Had I told him I loved him? I couldn't remember. I had probably said it just once. Why hadn't I said it enough? I had so much to say that he would never know.


We had his funeral ten days later. Ash, being less traumatized than I was, helped me get dressed. I lifelessly followed her instructions, thankful to have someone who could take charge of me. Before we left my apartment, I consumed a milligram of Eszopiclone, after having gone online and reading that the sleeping pill could calm the brain, reduce alertness, and cause — to some extent — a short-term memory loss. It was the only medicine I could immediately lay my hands on. Liam had kept it because he had had trouble falling asleep after his recovery from the coma. The prescription advised him to use it for around two weeks, and after that three of the pills remained unconsumed. I didn't care if the medicine had expired; I needed it, even if it would have landed me in the hospital again. I had decided that there was no way I could make it through the procession without falling into pieces. I wanted to be numb. And the memory loss was a chance bonus. Even today, I remember almost nothing about the funeral. I don't even want to remember.

But I thought about the Garden of Death from the 'Canterville Ghost'. Far away beyond the pine-woods, there is a little garden. There the grass grows long and deep, there are the great white stars of hemlock flower, there the nightingale sings all night long. All night long he sings, and the cold crystal moon looks down, and the yew tree spreads out its giant arms over the sleepers...Death must be so beautiful. To lie in the soft brown earth, with the grasses waving above one's head, and listen to silence. To have no yesterday, and no tomorrow. To forget time, to forget life, and be at peace. I hoped he was in a place as beautiful as that.

I did as he'd asked me to: I contacted Rachel again. She performed the exorcism while I sat cross-legged across from her. Sometime between her mumbling and chanting, she called my name. My head snapped up. "Hm?"

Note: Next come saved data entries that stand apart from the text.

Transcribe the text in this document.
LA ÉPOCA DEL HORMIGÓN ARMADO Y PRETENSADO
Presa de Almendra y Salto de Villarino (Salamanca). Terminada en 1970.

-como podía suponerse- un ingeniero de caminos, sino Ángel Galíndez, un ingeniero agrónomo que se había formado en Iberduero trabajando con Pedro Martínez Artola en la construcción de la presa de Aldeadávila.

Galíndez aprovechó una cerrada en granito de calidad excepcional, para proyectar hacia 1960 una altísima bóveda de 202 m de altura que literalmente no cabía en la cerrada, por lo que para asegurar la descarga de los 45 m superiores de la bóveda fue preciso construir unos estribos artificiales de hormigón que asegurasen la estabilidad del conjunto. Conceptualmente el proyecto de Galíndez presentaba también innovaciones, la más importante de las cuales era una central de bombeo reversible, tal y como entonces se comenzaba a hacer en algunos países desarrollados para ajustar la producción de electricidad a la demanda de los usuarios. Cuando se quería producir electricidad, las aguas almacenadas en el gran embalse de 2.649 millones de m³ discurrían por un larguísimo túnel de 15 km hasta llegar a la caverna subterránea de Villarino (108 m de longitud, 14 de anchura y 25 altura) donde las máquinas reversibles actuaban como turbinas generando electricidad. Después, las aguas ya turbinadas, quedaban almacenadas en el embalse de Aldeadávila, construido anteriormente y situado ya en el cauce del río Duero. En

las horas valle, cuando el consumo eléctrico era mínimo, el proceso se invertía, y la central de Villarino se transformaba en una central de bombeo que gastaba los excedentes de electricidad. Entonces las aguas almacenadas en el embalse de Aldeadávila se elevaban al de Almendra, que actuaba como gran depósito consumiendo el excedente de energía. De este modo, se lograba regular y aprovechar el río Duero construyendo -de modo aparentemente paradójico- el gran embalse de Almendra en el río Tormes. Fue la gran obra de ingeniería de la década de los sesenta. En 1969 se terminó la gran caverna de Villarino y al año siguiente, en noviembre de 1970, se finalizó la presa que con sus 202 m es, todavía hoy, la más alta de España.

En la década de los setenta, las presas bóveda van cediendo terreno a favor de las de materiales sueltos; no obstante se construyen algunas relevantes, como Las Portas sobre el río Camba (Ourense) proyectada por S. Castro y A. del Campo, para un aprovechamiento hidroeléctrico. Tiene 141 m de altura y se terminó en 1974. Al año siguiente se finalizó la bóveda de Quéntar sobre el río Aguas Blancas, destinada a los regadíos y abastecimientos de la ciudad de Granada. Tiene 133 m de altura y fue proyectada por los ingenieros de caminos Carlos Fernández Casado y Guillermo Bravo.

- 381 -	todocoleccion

"Liam is here with us." Her smile was watery. I blankly gawked, watching the play of the dancing candle flames on her face. "Behind you," she clarified, and I understood what she meant as soon as a surreal sense of peace settled over me, enveloping me like a warm blanket.

"Hi," said a husky whisper in my brain. At first I didn't know how to respond. I closed my eyes. In the dark, I could feel him better. I imagined him sitting behind me with his arms thrown around my neck and chin resting on my head, the way he often used to hold me.

"I love you," I thought fiercely, meaning every word of it. "I love you I love you I love you." Could he feel my emotions too?

I sensed a smile in his voice. "I know that. I love you too." I bit my lip. There was no way I was going to cry and waste even a millisecond of this conversation. I hiccuped; a few tears escaped. I drew in a deep, noisy breath. "I'll always be with you, Hazel. I'm not dead. I'm only taking a new body. Souls keep coming back to each other, you know that? We might meet again. Take care till then."

I felt a kiss. Not anywhere in particular, just a vague feeling of a kiss. The blanket softly lifted off me. I was flung into chaos again, and I was crying harder than ever, but I felt calmer, less restless.

Later that week, Zack and Ash had dreams in which Liam visited them. They said they had felt peaceful. I told them it was real.

A month after, when I was somewhat stable, I found myself strolling among yellow autumn leaves, looking at everything in hindsight. Even now, I could figure out no alternative solution.

I couldn't help thinking that we might have won some battles along the way, but we had lost the war.